I also confess, though; that I'm not clear why I would want a null in the middle of a string? That feels like a gun loaded and aimed squarely at a foot.

Most languages (C#, Java, Rust, JavaScript, etc.) support nulls in the middle of strings so it can be a security vulnerability if you try to serialize untrusted input to XML. I'd much rather be able to encode anything my input language considers a string and deal with excessive escaping than need to worry about what I'm going to do with inputs that my serialization language cannot support.
I'm curious what the vulnerability is? Also not clear what the null character is. Any links I can follow?

And again, if this is your line in the sand, how do you serialize NaN and Infinity in JSON?

Edit: Playing with this a bit, I'd actually assume that allowing \0 would be a vulnerability. I was curious how browsers treat it, so I see that parsing to an html document seems to just drop the characters? Fun little rabbit hole to jump in!

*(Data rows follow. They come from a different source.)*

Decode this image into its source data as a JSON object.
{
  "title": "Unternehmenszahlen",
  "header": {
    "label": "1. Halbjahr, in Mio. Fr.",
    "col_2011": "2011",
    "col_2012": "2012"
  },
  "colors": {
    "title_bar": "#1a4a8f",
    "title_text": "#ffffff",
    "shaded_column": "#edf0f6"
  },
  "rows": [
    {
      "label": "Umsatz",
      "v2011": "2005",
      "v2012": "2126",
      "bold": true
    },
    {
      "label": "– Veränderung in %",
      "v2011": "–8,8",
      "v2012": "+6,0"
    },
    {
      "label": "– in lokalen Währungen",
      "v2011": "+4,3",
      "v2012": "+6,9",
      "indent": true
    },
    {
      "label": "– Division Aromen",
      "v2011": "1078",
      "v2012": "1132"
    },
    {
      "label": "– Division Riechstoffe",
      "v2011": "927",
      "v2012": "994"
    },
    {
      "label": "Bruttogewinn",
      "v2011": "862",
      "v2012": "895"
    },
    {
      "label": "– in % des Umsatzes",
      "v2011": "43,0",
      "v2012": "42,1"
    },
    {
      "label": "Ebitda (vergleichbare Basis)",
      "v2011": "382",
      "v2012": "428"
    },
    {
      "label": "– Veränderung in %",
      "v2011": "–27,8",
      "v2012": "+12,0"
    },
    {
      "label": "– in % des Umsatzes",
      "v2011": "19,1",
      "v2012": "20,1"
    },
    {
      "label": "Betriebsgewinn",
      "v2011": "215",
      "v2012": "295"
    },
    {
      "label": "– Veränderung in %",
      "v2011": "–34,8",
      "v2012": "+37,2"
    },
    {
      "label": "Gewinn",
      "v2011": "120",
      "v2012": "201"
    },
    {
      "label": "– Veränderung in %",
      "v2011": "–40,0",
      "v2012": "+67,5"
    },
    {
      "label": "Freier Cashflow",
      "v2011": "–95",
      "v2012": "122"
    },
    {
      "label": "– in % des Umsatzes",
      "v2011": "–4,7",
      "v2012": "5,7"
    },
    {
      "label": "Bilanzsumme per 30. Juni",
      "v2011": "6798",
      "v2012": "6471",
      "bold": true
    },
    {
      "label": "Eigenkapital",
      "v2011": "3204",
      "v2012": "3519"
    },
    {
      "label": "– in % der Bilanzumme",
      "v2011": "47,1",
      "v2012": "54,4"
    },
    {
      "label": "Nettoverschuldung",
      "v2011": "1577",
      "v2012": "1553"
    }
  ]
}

Yeah, that's why I consider it to be a breeding ground for vulnerabilities. People will probably just assume the XML serializer can handle any strings in their language of choice and not handle those edge cases. What I ended up doing for my use case was to encode nulls as "&#0;" but within a CDATA section so it was interpreted literally (choosing ambiguity over omission). The best way would probably be to have some sort of spell <null /> element, but there isn't such a thing within the standard. There asi:nil, but that is really indicating something else.
But what is the vulnerability? And what is a null character doing in a text document?

If you are just worried about data loss, having null allowed in text segments is already begging for failure, as C programs will almost certainly get them wrong.

If you are transferring binary, base64 or similar will already cover you.

And again, if this is a strike on xml, how do you represent NaN in a JSON document? Do what DynamoDB does and wrap all numbers in quotes?